Independent Private Values (IPV)

Here is an example of IPV auction that I often use in my classes. I give each student a coupon that has a dollar number written on it. The dollar numbers are randomly generated from {1, 2, …, 10}, all with independently and with equal probabilities. I ask the students to not show their coupons to others so that their numbers are private information to them.

I ask the students bid for the object on sale – a certificate that I place on my table. This is real bidding, and the students bid for the certificate with their own money under a stated auction rule. The student who wins the certificate has to paste her coupon on the certificate and return it to me. In exchange I give the student the dollar number that is now shown on the certificate. The students who did not win the auction just throw their coupons (hopefully into the recycle bin).

If there are n students and V1, V2, …, Vn are the numbers on their coupons then they have an IPV situation with values V1, V2, …, Vn for the object on sale.
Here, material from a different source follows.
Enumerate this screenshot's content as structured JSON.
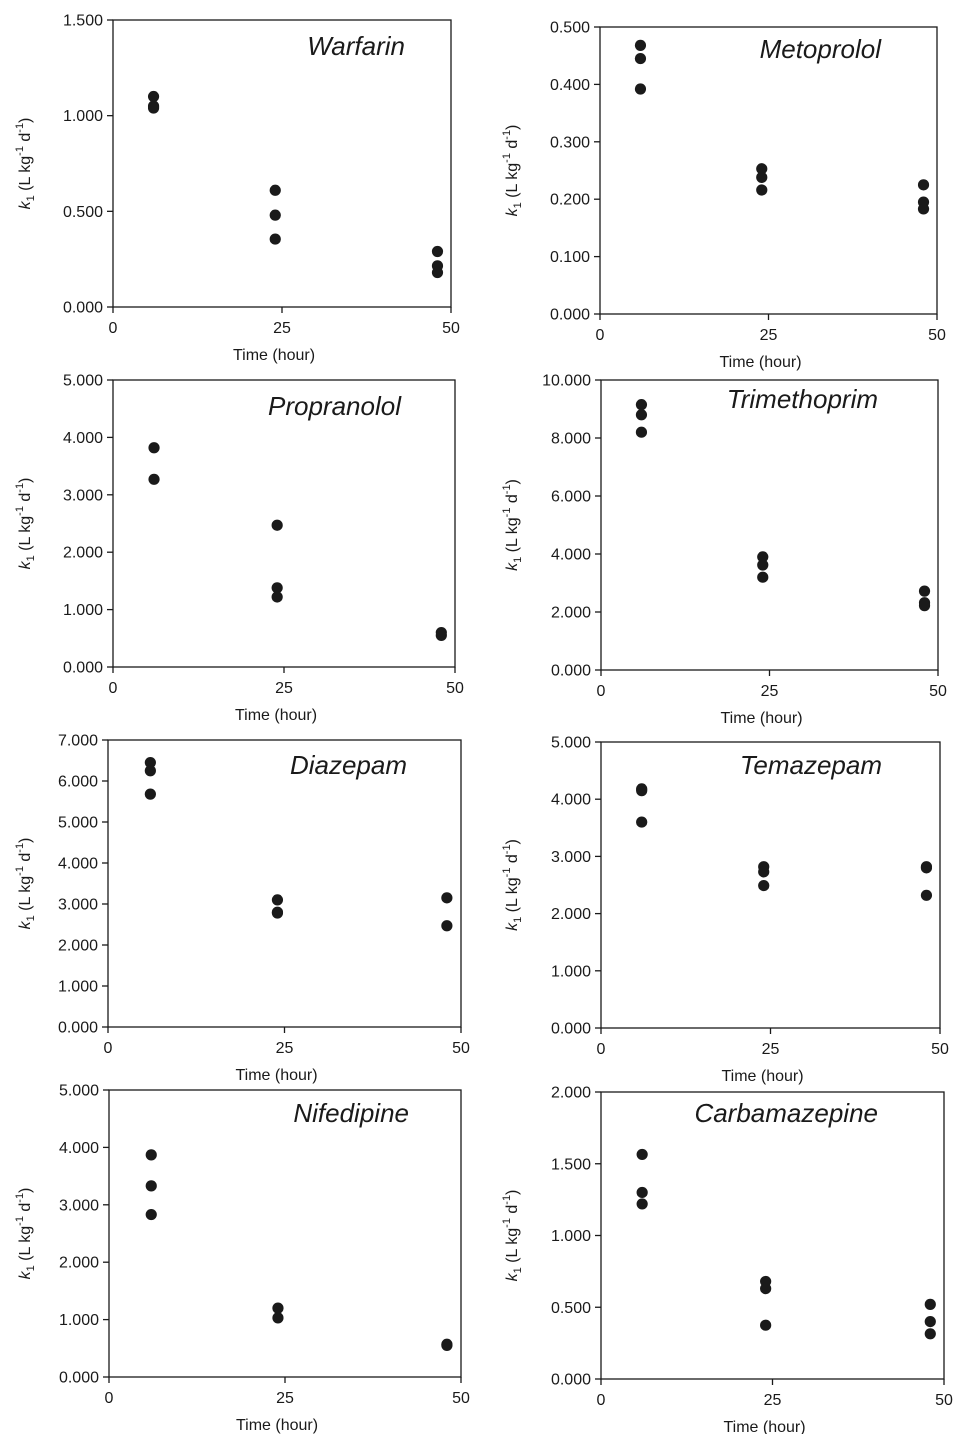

The values are independently distributed according to some distribution F(.) (in my case uniform over integers 1 to 10). Bidder i knows her value Vi privately, and believes that the values of the other bidders are random variables with distribution F(.). This precisely describes the IPV environment.

Risk Neutral bidders and seller

In what discuss we also assume that the bidders and sellers are risk neutral. So, if they expect to receive $10 and $0 with equal probabilities then the maximum amount that they would be willing to pay for the gamble is $5, the expected return from the gamble.